Imagine venturing into the uniquely stunning landscape on a snowshoeing trip, trying overnight camping, or encountering wildlife up close while gliding around massive glaciers on a kayak.

8) Bring spare batteries and memory cards for your camera

Antarctica presents a photographer’s paradise with panoramic icebergs, abundant wildlife, and unique landscapes, offering photo opportunities at every turn. 

However, experiencing such cold temperatures will significantly shorten camera battery life on both iPhones and cameras, making it essential to carry fully charged spares and a good power bank in your day pack. 

Once on land via the zodiac, returning to the ship for batteries may not be possible; if it is, doing so will significantly reduce your time at each landing to fully enjoy the landscapes and wildlife.  

If photography is one of the reasons why you would like to travel to Antarctica, we’d recommend bringing extra memory cards; the more storage, the better, and to always back up your photos in your free time back on the ship.

9) Don’t Forget Travel Insurance


For travel to Antarctica, always remember to expect the unexpected. 

Purchasing a comprehensive travel insurance policy is a must; it’s one of our most important travel tips in Antarctica. You must show your policy details to your Antarctica booking agent when reserving a place for your trip. 

The tour operator will not accept you as a passenger on board if you do not have sufficient coverage. 

Travel insurance in Antarctica is essential for emergency evacuation, repatriation, and medical fees, ideally exceeding USD 200,000. 

Evacuation alone costs a minimum of USD 100,000. 

Given Antarctica’s unpredictable weather, coverage for delays, interruptions, and cancellations is crucial. 

Check the fine print to ensure continued coverage beyond the ship and for all planned activities. We have a long-term worldwide plan with my preferred Travel Insurance provider, Heymondo.

As a bonus, get an extra 5% discount on insurance with this link.

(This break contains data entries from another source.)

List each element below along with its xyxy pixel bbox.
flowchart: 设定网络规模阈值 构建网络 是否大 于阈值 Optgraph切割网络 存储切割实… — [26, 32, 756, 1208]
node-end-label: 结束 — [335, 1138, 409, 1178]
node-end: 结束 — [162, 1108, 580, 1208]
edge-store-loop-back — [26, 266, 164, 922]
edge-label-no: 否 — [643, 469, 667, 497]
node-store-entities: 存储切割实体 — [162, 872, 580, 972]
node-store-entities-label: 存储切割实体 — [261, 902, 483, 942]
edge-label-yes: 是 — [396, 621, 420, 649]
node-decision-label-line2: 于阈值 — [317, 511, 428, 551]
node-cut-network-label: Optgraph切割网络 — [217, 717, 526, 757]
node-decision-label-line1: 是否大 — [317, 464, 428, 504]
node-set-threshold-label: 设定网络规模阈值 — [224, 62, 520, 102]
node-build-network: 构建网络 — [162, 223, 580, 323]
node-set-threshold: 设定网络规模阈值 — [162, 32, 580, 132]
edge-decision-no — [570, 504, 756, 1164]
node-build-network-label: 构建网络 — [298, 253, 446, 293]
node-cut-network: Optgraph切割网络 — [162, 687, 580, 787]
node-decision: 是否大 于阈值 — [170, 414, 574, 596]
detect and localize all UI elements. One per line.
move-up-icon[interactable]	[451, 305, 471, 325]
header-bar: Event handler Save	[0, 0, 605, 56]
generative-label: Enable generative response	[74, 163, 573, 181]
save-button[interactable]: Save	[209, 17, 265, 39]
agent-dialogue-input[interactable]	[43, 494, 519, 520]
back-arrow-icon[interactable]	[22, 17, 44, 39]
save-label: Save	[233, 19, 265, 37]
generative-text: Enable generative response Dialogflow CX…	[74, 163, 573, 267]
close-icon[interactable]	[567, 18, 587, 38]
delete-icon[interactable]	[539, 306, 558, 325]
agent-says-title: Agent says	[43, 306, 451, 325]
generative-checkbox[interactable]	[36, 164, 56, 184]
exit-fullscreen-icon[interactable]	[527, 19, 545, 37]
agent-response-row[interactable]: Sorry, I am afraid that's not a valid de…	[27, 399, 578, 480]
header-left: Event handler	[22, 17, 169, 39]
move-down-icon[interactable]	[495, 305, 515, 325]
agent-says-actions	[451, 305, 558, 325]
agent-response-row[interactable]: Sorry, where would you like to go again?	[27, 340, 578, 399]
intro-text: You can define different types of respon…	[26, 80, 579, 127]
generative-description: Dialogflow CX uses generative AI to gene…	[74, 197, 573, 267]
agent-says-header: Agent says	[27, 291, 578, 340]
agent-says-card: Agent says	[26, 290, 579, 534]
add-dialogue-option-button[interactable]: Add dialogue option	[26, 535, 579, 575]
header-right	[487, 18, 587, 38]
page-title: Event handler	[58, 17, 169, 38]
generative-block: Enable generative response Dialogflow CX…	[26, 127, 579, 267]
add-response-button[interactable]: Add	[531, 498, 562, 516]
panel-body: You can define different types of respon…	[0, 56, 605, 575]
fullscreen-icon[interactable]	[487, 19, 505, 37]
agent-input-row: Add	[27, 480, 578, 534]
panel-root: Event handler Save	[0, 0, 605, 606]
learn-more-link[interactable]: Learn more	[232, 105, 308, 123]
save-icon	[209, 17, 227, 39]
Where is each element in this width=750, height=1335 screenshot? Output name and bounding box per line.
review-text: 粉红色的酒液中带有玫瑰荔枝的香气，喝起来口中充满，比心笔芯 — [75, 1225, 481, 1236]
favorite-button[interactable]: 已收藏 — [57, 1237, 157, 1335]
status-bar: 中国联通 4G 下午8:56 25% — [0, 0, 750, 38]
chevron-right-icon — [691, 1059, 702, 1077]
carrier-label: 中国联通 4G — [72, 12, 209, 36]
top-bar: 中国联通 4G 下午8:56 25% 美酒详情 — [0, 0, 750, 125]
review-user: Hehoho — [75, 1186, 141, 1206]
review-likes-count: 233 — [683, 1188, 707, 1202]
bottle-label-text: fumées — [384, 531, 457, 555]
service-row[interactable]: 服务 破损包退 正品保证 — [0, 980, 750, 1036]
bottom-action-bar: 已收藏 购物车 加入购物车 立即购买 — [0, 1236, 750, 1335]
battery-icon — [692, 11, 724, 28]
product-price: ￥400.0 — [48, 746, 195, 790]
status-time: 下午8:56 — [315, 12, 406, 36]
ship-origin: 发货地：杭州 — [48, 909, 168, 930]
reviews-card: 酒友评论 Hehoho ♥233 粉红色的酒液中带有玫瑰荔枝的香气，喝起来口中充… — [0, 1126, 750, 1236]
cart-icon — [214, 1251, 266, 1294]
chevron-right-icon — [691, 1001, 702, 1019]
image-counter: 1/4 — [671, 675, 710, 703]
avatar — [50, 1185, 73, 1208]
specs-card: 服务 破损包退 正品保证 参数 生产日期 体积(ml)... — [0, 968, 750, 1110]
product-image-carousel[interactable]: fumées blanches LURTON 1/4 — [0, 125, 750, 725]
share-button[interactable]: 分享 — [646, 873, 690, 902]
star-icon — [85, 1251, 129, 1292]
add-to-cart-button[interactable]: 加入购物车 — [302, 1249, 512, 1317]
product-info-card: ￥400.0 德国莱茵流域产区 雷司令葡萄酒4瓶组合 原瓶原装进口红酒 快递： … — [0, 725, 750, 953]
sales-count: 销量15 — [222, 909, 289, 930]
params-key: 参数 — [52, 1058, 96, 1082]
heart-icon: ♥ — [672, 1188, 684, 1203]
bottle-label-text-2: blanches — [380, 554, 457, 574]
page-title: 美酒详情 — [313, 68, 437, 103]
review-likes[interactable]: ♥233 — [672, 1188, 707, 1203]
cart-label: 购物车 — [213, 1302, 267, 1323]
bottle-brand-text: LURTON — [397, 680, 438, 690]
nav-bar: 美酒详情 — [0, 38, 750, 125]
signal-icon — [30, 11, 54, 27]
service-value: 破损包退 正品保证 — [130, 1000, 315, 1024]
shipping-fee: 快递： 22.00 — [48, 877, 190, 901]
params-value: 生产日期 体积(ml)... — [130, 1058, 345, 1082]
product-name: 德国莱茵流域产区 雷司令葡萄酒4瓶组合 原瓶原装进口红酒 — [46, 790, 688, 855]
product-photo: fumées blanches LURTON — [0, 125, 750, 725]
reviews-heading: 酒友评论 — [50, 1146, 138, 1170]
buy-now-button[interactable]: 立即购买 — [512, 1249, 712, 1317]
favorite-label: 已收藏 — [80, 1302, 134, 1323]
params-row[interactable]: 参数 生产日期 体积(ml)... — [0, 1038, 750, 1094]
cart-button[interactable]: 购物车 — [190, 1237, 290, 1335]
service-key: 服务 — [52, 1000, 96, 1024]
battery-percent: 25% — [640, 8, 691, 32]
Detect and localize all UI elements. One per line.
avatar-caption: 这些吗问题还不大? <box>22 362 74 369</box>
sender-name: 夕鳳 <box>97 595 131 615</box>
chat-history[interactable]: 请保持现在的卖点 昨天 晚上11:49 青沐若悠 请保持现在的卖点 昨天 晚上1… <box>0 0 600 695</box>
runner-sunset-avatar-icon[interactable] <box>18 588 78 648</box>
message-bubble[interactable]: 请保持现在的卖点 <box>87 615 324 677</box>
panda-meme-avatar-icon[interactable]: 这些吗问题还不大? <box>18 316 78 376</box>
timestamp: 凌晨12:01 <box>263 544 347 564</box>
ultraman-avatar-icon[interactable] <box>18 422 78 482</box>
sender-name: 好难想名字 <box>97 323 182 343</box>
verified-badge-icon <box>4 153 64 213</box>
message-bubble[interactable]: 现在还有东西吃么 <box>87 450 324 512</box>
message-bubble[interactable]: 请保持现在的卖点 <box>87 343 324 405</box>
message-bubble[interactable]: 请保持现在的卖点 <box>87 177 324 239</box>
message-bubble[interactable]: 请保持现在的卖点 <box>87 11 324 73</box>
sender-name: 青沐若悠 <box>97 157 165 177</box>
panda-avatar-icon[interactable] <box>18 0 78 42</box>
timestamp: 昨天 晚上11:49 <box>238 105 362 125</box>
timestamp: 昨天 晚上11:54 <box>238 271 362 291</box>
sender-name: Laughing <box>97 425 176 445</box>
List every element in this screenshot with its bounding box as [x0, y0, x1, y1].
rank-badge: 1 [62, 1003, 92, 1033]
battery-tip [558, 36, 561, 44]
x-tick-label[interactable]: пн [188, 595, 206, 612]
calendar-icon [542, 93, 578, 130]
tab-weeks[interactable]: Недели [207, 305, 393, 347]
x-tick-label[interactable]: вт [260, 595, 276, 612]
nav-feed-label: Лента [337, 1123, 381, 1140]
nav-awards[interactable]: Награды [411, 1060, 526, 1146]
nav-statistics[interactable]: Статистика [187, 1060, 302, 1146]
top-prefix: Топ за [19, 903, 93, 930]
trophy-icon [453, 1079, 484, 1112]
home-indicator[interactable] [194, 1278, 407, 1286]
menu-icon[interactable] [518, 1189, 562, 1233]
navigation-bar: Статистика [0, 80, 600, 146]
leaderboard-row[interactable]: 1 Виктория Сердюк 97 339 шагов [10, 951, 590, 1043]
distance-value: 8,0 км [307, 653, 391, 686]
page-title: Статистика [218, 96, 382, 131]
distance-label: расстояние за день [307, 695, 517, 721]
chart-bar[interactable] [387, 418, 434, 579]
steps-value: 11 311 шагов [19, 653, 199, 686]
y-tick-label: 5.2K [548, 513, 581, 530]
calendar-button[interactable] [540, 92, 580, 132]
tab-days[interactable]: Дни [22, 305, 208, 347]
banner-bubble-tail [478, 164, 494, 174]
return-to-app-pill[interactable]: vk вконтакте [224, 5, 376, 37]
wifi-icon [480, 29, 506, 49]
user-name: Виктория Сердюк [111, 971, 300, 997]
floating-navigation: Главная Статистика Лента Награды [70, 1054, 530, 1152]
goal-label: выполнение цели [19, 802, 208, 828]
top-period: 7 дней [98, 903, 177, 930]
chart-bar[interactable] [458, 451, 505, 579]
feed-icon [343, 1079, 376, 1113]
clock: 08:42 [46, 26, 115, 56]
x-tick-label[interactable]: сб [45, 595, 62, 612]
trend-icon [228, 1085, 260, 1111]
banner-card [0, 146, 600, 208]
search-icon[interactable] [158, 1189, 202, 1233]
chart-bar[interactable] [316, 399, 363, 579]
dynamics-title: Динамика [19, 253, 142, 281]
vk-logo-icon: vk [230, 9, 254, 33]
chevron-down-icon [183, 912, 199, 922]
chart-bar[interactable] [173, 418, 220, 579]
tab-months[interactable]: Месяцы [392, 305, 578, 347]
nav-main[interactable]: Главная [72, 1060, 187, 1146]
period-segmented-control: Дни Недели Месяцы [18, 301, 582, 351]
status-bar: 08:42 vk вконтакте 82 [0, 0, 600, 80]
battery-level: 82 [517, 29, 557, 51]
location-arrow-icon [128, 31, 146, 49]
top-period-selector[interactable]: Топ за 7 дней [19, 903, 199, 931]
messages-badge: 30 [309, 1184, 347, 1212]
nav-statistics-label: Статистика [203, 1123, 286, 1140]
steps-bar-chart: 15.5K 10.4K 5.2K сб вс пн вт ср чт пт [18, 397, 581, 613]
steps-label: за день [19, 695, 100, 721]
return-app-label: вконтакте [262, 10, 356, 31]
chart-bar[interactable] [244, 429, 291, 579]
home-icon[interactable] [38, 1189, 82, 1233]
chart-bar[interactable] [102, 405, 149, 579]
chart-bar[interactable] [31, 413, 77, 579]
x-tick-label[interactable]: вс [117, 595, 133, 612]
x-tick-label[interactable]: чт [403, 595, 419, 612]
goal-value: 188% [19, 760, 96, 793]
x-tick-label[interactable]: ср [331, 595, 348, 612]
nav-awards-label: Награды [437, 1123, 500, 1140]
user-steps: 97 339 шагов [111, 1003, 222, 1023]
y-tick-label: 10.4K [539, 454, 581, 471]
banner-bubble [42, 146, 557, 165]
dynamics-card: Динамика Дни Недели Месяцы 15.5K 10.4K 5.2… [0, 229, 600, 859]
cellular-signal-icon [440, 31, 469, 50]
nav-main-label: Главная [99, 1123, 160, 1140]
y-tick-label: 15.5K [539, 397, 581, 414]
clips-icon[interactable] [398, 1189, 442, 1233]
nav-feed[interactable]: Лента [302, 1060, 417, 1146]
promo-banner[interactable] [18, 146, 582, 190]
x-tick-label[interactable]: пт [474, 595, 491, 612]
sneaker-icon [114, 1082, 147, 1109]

Heymondo’s comprehensive worldwide policy covers all of the above, and we recommend them for travellers up to 69 years of age (they do not cover travellers aged 70+ years old).

For travellers older than 70 years old, I recommend the following:

Be sure to carefully review all insurance options with your chosen provider to avoid surprises.

10) Respect the Wildlife & Environment

Antarctica is a delicate ecosystem featuring multiple protected zones, diverse species, and ongoing scientific research.

It’s a place praised as the last wilderness on Earth, so we all need to ‘do our bit’ to keep it this way.

When embarking on a cruise, visiting with minimal impact and upholding respect for the environment is vital.

Once you have settled onto your ship and before disembarking, all tour operators will provide a briefing outlining what actions are permitted and what behaviours or actions are not. 

It is imperative to adhere diligently to the guidelines set by your tour operators.

Contributing to sustainable tourism efforts is pivotal in safeguarding Antarctica and its inhabitants, ensuring their prosperity for generations to come!